Bush plans healthcare fee increase
By Tom Philpott
By Tom Philpott
The Bush administration, in its fiscal 2007 defense budget, unveiled its plan to raise TRICARE health insurance fees and deductibles for military retirees under age 65 and their dependents. Co-payments in the TRICARE retail pharmacy network also would climb, but for all beneficiaries except active duty.
Marine Corps Gen. Peter Pace, chairman of the Joint Chiefs, immediately endorsed the plan, describing it as a necessary "renorming" of TRICARE fees and deductibles left unchanged since they were set in 1995.
With equal speed, military associations attacked the proposal.
Compared to an earlier draft, the final plan accelerates phase-in of TRICARE increases so major changes occur over two years, not three. Details are at www.tricare.osd.mil/stb.
Annual enrollment fees for TRICARE Prime, the managed care program, would double for senior enlisted (E-7 and above) and nearly triple for officer retirees. But the final plan includes a lower, third tier of fees and deductibles for retirees E-6 and below and their dependents. Their Prime enrollment fees would rise only by 41 percent, sparing a million beneficiaries from steeper increases planned for senior enlisted.

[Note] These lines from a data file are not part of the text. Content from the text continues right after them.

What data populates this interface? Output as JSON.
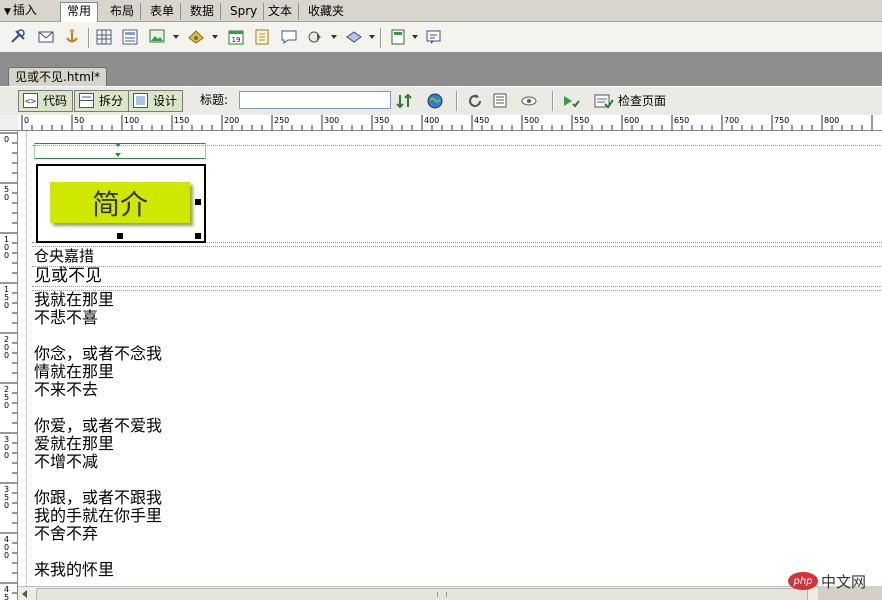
{
  "insert_bar": {
    "title": "插入",
    "tabs": [
      {
        "label": "常用",
        "active": true
      },
      {
        "label": "布局"
      },
      {
        "label": "表单"
      },
      {
        "label": "数据"
      },
      {
        "label": "Spry"
      },
      {
        "label": "文本"
      },
      {
        "label": "收藏夹"
      }
    ],
    "icons": [
      "hyperlink-icon",
      "email-link-icon",
      "named-anchor-icon",
      "table-icon",
      "div-icon",
      "image-icon",
      "media-icon",
      "date-icon",
      "server-include-icon",
      "comment-icon",
      "head-icon",
      "script-icon",
      "templates-icon",
      "tag-chooser-icon"
    ]
  },
  "document": {
    "tab_label": "见或不见.html*"
  },
  "doc_toolbar": {
    "code_label": "代码",
    "split_label": "拆分",
    "design_label": "设计",
    "title_label": "标题:",
    "title_value": "",
    "check_page_label": "检查页面"
  },
  "ruler": {
    "h_labels": [
      "0",
      "50",
      "100",
      "150",
      "200",
      "250",
      "300",
      "350",
      "400",
      "450",
      "500",
      "550",
      "600",
      "650",
      "700",
      "750",
      "800",
      "850"
    ],
    "v_labels": [
      "0",
      "50",
      "100",
      "150",
      "200",
      "250",
      "300",
      "350",
      "400",
      "450"
    ]
  },
  "canvas": {
    "banner_text": "简介",
    "author": "仓央嘉措",
    "title": "见或不见",
    "lines": [
      "我就在那里",
      "不悲不喜",
      "",
      "你念，或者不念我",
      "情就在那里",
      "不来不去",
      "",
      "你爱，或者不爱我",
      "爱就在那里",
      "不增不减",
      "",
      "你跟，或者不跟我",
      "我的手就在你手里",
      "不舍不弃",
      "",
      "来我的怀里"
    ]
  },
  "watermark": {
    "badge": "php",
    "text": "中文网"
  },
  "colors": {
    "banner": "#d0e800",
    "toolbar": "#eceae4",
    "view_button": "#d9e6c8"
  }
}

The plan also calls for a raise in annual deductibles for TRICARE Standard, the military fee-for-service insurance option. And it calls for a first-ever enrollment fee for Standard users.

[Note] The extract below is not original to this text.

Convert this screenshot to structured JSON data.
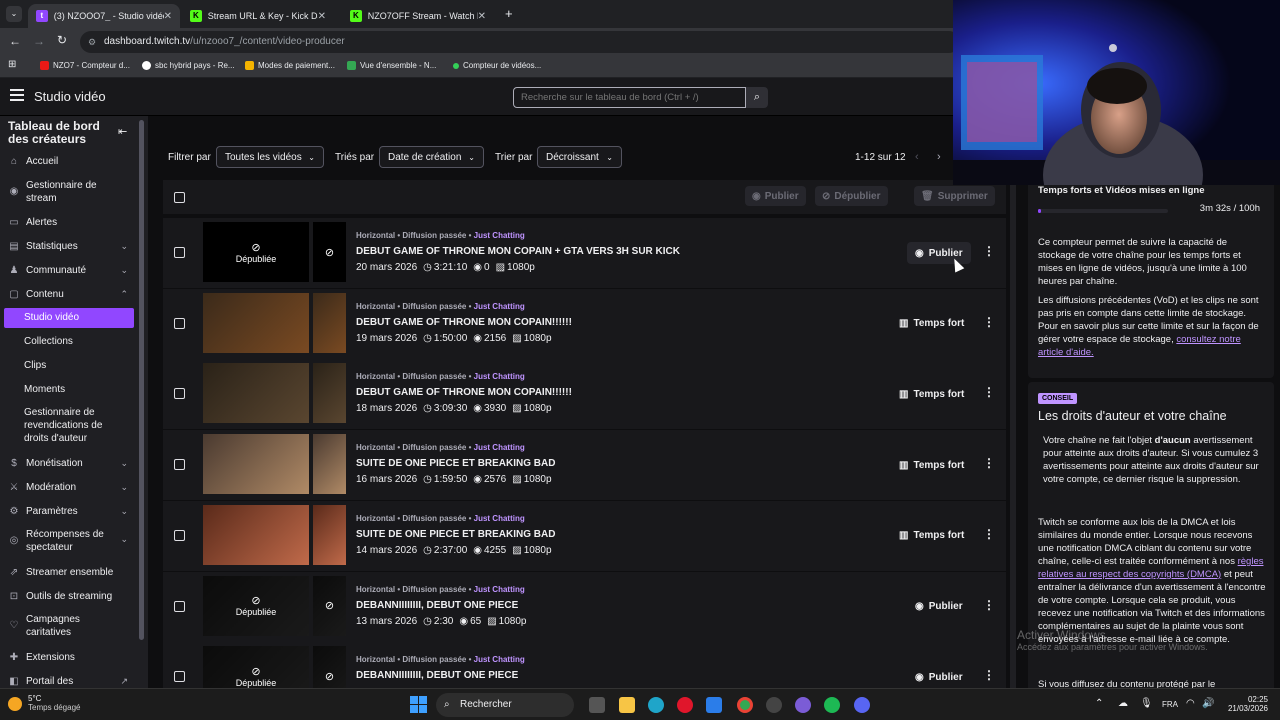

Once new TRICARE fees are fully reset, in 2008, they would be adjusted annually based by healthcare inflation, in fact, applying the same percentage increase used to raise premiums each year for federal civilians covered under the Federal Employees Health Benefit Plan.
Finally, to slow military health costs more, co-payments under the TRICARE retail pharmacy network would be raised, for generic drugs to $5, up from $3, and for brand name drugs to $15, from $9.
Testifying before the Senate and House armed services committees, Pace and Defense Secretary Donald Rumsfeld said the TRICARE changes are unanimously backed by all of the Joint Chiefs.
"We believe this healthcare benefit is unique and superb," Pace said. "We want it to continue for all of our members of the active-retired community and we believe renorming, to what you (Congress) established in 1995, is one way to assist ... the goal of long-term sustained healthcare."
Sen. Lindsey Graham, R-S.C., chairman of the military personnel subcommittee, lauded Pace and Rumsfeld "for putting on the table some new ways of looking at military healthcare. ... I stand ready to help."
The plan got a cooler reception from House committee members. Rep. Neil Abercrombie, D-Hawai'i, said the fee increases were more evidence the only Americans paying for the Iraq war are military people.
Rep. John McHugh, R-N.Y., military personnel subcommittee chairman, worried that of $578 million in projected cost savings from the TRICARE plan for 2007, $420 million "are imputed savings," which depend on "changes in behavior." In other words, McHugh said, the department expects a lot of people not to use TRICARE because of the higher fees and deductibles.